Article 117. Le secret des lettres, de la poste, du télégraphe et du téléphone est inviolable. Les exceptions ne peuvent être établies que par une loi du Reich.

Article 118. Tout Allemand a le droit, dans les limites des lois générales, d’exprimer librement son opinion par la parole, l’écriture, l’imprimé, l’image ou de toute autre manière. Aucun rapport de travail ou d’emploi ne peut le priver de ce droit, et nul ne peut lui faire subir un préjudice parce qu’il fait usage de ce droit. Il n’y a pas de censure ; toutefois des dispositions restrictives peuvent être prises pour les films cinématographiques. Des dispositions peuvent être prises aussi par la loi contre la littérature immorale et obscène, ainsi que pour la protection de la jeunesse contre les exhibitions et représentations immorales.


Article 123. Tous les Allemands ont le droit de se réunir paisiblement et sans armes, sans déclaration préalable ni autorisation spéciale. Les réunions à ciel ouvert peuvent être soumises, par une loi du Reich, à l’obligation d’une déclaration préalable et être interdites en cas de danger immédiat pour la sûreté publique.

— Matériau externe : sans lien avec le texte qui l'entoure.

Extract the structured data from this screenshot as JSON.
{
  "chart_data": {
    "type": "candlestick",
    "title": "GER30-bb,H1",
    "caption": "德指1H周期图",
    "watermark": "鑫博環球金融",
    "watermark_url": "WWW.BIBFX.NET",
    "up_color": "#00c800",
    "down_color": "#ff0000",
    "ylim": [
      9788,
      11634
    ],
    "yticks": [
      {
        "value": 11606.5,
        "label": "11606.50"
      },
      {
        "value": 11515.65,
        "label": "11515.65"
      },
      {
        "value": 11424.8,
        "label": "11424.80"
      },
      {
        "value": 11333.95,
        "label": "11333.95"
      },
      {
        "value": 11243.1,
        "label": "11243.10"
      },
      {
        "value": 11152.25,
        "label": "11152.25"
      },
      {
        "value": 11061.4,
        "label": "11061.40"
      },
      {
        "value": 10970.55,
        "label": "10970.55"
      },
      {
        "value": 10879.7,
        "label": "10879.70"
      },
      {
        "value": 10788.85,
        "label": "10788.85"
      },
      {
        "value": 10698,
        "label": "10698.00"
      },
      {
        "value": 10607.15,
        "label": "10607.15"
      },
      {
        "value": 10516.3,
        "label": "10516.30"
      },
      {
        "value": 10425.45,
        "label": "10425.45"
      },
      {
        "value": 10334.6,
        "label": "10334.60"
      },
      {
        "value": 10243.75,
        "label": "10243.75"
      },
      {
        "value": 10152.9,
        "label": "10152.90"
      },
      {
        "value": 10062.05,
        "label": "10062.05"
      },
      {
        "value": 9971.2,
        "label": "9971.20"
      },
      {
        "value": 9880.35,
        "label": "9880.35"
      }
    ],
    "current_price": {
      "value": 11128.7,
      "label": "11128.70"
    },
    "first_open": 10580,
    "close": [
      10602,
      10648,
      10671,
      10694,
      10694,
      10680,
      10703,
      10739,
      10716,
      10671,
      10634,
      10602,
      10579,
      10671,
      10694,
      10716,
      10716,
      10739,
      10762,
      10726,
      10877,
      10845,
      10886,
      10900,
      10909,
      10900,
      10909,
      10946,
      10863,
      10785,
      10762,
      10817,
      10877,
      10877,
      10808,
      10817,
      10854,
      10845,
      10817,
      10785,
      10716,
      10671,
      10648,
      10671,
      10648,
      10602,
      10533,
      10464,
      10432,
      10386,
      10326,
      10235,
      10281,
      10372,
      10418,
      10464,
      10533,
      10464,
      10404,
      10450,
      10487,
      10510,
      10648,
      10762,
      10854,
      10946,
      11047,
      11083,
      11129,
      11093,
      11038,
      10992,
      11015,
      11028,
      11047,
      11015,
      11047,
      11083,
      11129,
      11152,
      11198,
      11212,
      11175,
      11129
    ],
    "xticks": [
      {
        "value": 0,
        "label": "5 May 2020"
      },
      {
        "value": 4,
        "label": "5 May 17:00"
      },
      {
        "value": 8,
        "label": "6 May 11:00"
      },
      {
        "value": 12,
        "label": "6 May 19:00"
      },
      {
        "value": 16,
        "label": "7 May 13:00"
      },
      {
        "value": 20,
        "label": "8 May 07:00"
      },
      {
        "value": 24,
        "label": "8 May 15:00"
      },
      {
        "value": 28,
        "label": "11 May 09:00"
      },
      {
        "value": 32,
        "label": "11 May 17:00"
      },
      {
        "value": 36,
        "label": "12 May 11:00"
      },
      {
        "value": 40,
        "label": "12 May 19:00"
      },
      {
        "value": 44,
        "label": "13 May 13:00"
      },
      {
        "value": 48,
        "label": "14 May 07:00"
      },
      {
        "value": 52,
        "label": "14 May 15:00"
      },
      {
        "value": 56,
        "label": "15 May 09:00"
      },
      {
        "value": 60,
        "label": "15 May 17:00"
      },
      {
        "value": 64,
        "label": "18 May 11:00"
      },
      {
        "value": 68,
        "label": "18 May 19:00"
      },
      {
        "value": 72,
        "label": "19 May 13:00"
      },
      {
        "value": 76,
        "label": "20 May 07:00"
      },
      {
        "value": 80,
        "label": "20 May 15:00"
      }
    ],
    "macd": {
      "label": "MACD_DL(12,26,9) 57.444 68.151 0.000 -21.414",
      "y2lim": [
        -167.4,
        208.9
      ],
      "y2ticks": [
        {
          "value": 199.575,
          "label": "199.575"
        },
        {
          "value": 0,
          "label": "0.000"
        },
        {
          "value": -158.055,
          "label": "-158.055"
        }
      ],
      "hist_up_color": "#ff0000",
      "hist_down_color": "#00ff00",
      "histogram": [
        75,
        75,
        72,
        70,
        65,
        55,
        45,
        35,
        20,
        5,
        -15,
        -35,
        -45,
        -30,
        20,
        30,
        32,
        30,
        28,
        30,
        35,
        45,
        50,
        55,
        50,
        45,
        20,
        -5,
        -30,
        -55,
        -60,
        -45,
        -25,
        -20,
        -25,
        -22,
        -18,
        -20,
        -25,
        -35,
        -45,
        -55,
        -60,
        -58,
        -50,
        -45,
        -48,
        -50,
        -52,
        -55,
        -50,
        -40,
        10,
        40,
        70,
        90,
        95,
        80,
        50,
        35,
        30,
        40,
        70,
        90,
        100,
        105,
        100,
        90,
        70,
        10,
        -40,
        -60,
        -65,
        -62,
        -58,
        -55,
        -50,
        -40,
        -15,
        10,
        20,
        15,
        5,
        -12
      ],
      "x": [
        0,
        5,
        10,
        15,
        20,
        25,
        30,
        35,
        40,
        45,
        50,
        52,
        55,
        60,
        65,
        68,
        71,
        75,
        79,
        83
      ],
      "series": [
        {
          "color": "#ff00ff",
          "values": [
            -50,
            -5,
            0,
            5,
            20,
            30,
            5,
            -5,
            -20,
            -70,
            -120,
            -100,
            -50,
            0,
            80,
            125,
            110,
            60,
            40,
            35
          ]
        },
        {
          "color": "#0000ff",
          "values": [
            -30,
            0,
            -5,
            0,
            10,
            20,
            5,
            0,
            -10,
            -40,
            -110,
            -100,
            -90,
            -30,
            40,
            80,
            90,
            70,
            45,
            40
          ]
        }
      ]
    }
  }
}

Article 153. La propriété est garantie par la Constitution. Son objet et ses limites sont établis par la loi. Une expropriation ne peut avoir lieu que pour le bien de la collectivité et dans les conditions établies par la loi. Elle a lieu moyennant une juste indemnité, pour autant qu’une loi du Reich n’en dispose pas autrement. Pour le montant de l’indemnité, le recours de droit est, en cas de contestation, ouvert devant les tribunaux ordinaires, pour autant qu’une loi du Reich n’en dispose pas autrement. Une expropriation par le Reich au détriment des Laender, des communes et des associations d’utilité publique ne peut avoir lieu que moyennant indemnité. Propriété oblige. Son usage doit être en même temps un service rendu à l’intérêt général.
Ces sept articles « suspendus », que reste-t-il d’une illusoire Démocratie ?
Selon les partisans de la Constitution de Weimar, l’Etat devait jouer en toutes circonstances le rôle de garant de l’unité de la Nation, de « l’intérêt général ». Si l’intérêt général exige l’interdiction de faire grève, voire simplement de manifester, si les militants syndicalistes ne se soumettent pas, alors l’Etat dit « démocratique » se réserve la possibilité de mobiliser l’armée, c’est-à-dire d’organiser « légalement » la guerre civile.
Bien sûr, l’Etat n’est jamais neutre. En 1924, l’Etat, c’est l’Etat des patrons qui limite puis interdit toute revendication salariale. H. Moëller, défenseur de la Constitution en convient. Il écrit :
« La liberté salariale est supprimée de facto en Allemagne depuis 1924 ». En Allemagne comme partout, la guerre de classe à laquelle se livre le patronat pour toujours abaisser plus le coût du travail aboutit à l’instauration d’un régime de plus en plus autoritaire. (A cette date, une fraction du grand patronat commence à subventionner très largement le parti national socialiste).

manifs

Manifestation ouvrière.1923.

 

 

 

Un parlement croupion.

L’article 48 donnait au gouvernement du Reich la possibilité de signer des décrets qui avaient force de loi et niaient directement les compétences du Reichtag (parlement). En 1923, alors que « l’effervescence sociale » est à son comble, le gouvernement adopte ainsi plus de cent décrets-lois. « Gouverner par décrets-lois, c’était gouverner sans le Reichtag, ou même comme on devait le voir, contre lui » écrit Moëller, page 220, qui affirme « cette pratique des décrets-lois sous Ebert (social-démocrate) n’était pas arbitraire ».
En réalité cette pratique autoritaire, comme l’est le 49-3 en France, n’a cessé de s’aggraver tout au long de la République de Weimar. Avec la grande crise de 1929, le processus totalitaire prend forme : 5 décrets en 1930, 44 en 1931, 60 en 1932. Plus rien ne se décide au Reichtag. 98 lois sont adoptées en 1930, 34 en 1931, 5 seulement en 1932. La « démocratie » de Weimar ne prépare-t-elle pas l’avènement du national-socialisme ?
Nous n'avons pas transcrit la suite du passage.